Damit ist auch bei der Berücksichtigung einmaliger Einnahmen über einen Verteilzeitraum hinweg auf entsprechenden Vortrag des Leistungsberechtigten hin zu überprüfen, ob die auf diesen Zeitraum bezogene Durchschnittsbetrachtung die tatsächliche Einnahmesituation im Bedarfszeitraum zutreffend widerspiegelt. Diese Prüfung wird das LSG nach Zurückverweisung des Rechtsstreits nachzuholen haben.

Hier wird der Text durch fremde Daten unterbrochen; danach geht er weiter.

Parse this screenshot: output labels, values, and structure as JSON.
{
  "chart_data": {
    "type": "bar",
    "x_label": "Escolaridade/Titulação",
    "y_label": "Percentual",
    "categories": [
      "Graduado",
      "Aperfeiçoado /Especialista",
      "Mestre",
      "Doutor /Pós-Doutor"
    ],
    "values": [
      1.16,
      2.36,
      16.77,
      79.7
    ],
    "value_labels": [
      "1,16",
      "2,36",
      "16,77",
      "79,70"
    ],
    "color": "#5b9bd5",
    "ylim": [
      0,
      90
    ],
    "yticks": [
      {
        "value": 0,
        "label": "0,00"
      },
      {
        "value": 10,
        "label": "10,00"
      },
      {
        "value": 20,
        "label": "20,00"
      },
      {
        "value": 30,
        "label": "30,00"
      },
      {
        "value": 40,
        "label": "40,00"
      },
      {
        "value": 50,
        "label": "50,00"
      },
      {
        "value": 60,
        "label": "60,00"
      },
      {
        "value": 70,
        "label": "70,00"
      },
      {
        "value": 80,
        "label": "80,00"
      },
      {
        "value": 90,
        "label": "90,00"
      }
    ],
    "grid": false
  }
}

Im Hinblick auf die Erhöhung des Anrechnungsbetrags für Januar 2010 von zunächst 418,99 Euro auf zuletzt 646,31 Euro durch den Änderungsbescheid vom 4.11.2009 wird dabei auch zu berücksichtigen sein, dass eine dem vorangehende Anhörung der Kläger nicht festgestellt worden ist und die höhere Anrechnung auf zuvor bewilligte Leistungen insoweit daher schon verfahrensrechtlich mangelbehaftet sein dürfte.
4. Kommt das LSG zu dem Ergebnis, dass entsprechend dem Vortrag der Kläger die im März 2009 zugeflossene Abfindung zur Sicherung des Lebensunterhalts im hier im Streit stehenden Verteilzeitraum nicht mehr zur Verfügung stand und mithin Hilfebedürftigkeit herbeigeführt worden ist, kann das einen Ersatzanspruch nach § 34 SGB II auslösen; das hat der Senat bereits mit der Entscheidung vom 29.11.2012 ausgesprochen und mit Urteil vom 16.4.2013 nochmals bekräftigt (B 14 AS 55/12 R - SozR 4-4200 § 34 Nr. 2 RdNr. 22). Insbesondere wenn dem Leistungsberechtigten aus vorangegangenen Bezugszeiträumen oder nach entsprechender Aufklärung durch den Träger der Grundsicherung, die insbesondere bei sog Aufstockern mit laufendem und einmaligen Erwerbseinkommen angezeigt erscheint, bekannt ist oder bekannt sein musste, in welcher Weise der Einsatz einer einmaligen Einnahme von ihm erwartet wird, kann bei entgegenstehendem Verhalten ein solcher Anspruch entstehen (zu den Voraussetzungen des § 34 SGB II im Einzelnen BSG Urteil vom 2.11.2012 - B 4 AS 39/12 R - BSGE 112, 135 = SozR 4-4200 § 34 Nr. 1, RdNr. 16 ff). Von Bedeutung kann deshalb hier sein, dass die Kläger schon mit Bescheid vom 11.2.2009 über die Absicht des Beklagten informiert worden sind, die schließlich im März 2009 tatsächlich zugeflossene Abfindung über einen Zeitraum von elf Monaten und damit auch noch in dem hier im Streit stehenden Bewilligungszeitraum auf die Grundsicherungsleistungen anzurechnen.
Das LSG wird auch über die Kosten des Revisionsverfahrens zu entscheiden haben.